Patrick Marlière : Cela fait 50 ans que je fais de la météo. J'ai vécu la canicule de l'été 76, j'étais à l'école, et tous les autres épisodes depuis. Si j'avais annoncé dans mes premières prévisions tous les phénomènes qui se passent, pas seulement en France mais sur toute la planète, on m'aurait traité de fou. Pourtant, nous sommes souvent au-dessous de la réalité, par exemple pour les précipitations, orages ou même quand il s'agit de prédire la taille des grêlons. Cette idée de manipulation des couleurs est un pur fantasme.

Planet.fr : Comment les définissez-vous chez Medias-weather ?

Patrick Marlière : Cela fait trois fois en 10 ans que l'on modifie toutes les couleurs de nos systèmes d'infographies.
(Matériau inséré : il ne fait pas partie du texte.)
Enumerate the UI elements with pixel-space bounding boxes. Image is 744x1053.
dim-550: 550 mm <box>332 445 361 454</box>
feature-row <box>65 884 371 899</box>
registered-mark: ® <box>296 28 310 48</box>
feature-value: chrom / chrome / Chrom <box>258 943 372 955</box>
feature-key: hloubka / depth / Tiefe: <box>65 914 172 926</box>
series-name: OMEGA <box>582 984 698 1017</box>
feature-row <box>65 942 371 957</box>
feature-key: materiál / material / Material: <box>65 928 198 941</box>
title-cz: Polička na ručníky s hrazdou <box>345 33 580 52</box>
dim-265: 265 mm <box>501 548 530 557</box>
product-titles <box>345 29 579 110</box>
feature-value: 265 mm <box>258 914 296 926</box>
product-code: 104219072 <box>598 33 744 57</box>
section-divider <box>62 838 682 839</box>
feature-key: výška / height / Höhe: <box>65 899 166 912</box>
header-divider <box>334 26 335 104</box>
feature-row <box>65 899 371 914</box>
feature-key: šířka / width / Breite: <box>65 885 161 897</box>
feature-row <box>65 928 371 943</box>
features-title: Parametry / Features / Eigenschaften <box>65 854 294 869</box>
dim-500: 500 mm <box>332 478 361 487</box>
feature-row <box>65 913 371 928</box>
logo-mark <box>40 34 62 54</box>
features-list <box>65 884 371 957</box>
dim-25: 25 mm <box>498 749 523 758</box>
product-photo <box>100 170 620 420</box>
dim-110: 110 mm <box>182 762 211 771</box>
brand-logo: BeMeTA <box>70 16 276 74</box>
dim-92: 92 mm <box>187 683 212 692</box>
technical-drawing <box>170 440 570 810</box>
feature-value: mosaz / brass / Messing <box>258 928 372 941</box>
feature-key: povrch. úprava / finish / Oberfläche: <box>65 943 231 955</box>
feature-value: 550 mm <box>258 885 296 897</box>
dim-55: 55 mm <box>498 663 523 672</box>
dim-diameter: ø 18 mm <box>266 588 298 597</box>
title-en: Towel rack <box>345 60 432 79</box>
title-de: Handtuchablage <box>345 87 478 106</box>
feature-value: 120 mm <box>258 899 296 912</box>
Tout simplement parce qu'autrefois sur nos cartes, quand on dépassait 40 °C c'était exceptionnel. Les dégradés de couleurs allaient de 35 à 40 °C. Aujourd'hui on est obligé de monter les curseurs jusqu'à 50 °C, si besoin. On a déjà eu 46,5 °C dans le sud, ou 41 °C dans le nord en 2019. Le nouvel étalonnage de couleurs va du bleu pour le frais au rouge ou violet pour les phénomènes extrêmes. C'est important d'interpeller les gens sur des couleurs, pour un phénomène qui les met en danger, ainsi que leur santé, et celle de leurs proches. 

Planet.fr : L'adaptation des couleurs aux nouveaux phénomènes est donc indispensable ?

Patrick Marlière : Oui, il ne faut pas se laisser prendre par cette escroquerie qui dit "ben oui il va faire chaud." C'est le discours que tiennent ces gens. Or le phénomène est multiplié par deux ces dernières années. Mais j'arrive à convaincre de cette réalité grâce à mon vécu et mon expérience (en référence à notre collègue Pascal Praud, ndlr)

Planet.fr : Les médias ont-ils une part de responsabilité dans ce complotisme ?

Patrick Marlière : Non, le but, quand j'interviens auprès de journalistes quels qu'ils soient, c'est de trouver ensemble l'axe qui nous paraît le plus cohérent afin d'échanger en bonne intelligence. Par exemple à Paris la moyenne au-dessus de 30 °C est de 14 jours par an. En juin, on était déjà à 12 jours et l'été vient de commencer. Donc les journalistes tiennent forcément compte des évolutions que nous constatons. On va se retrouver en septembre avec un bilan de jours à plus de 30 et 35 °C à Paris qui va être exceptionnel. C'est un constat. Il n'existe aucun météorologue qui va prendre plaisir à alerter les gens pour leur faire peur, jamais ! J'ai travaillé 30 ans chez Météo-France, personne ne s'amusait à ça. En 2003, il y a eu 15 à 20 000 morts. Nous n'étions pas prêts. Après cet évènement, on a lancé les cartes de vigilance canicule et d'autres dispositifs. Cela évite des milliers de victimes à chaque épisode.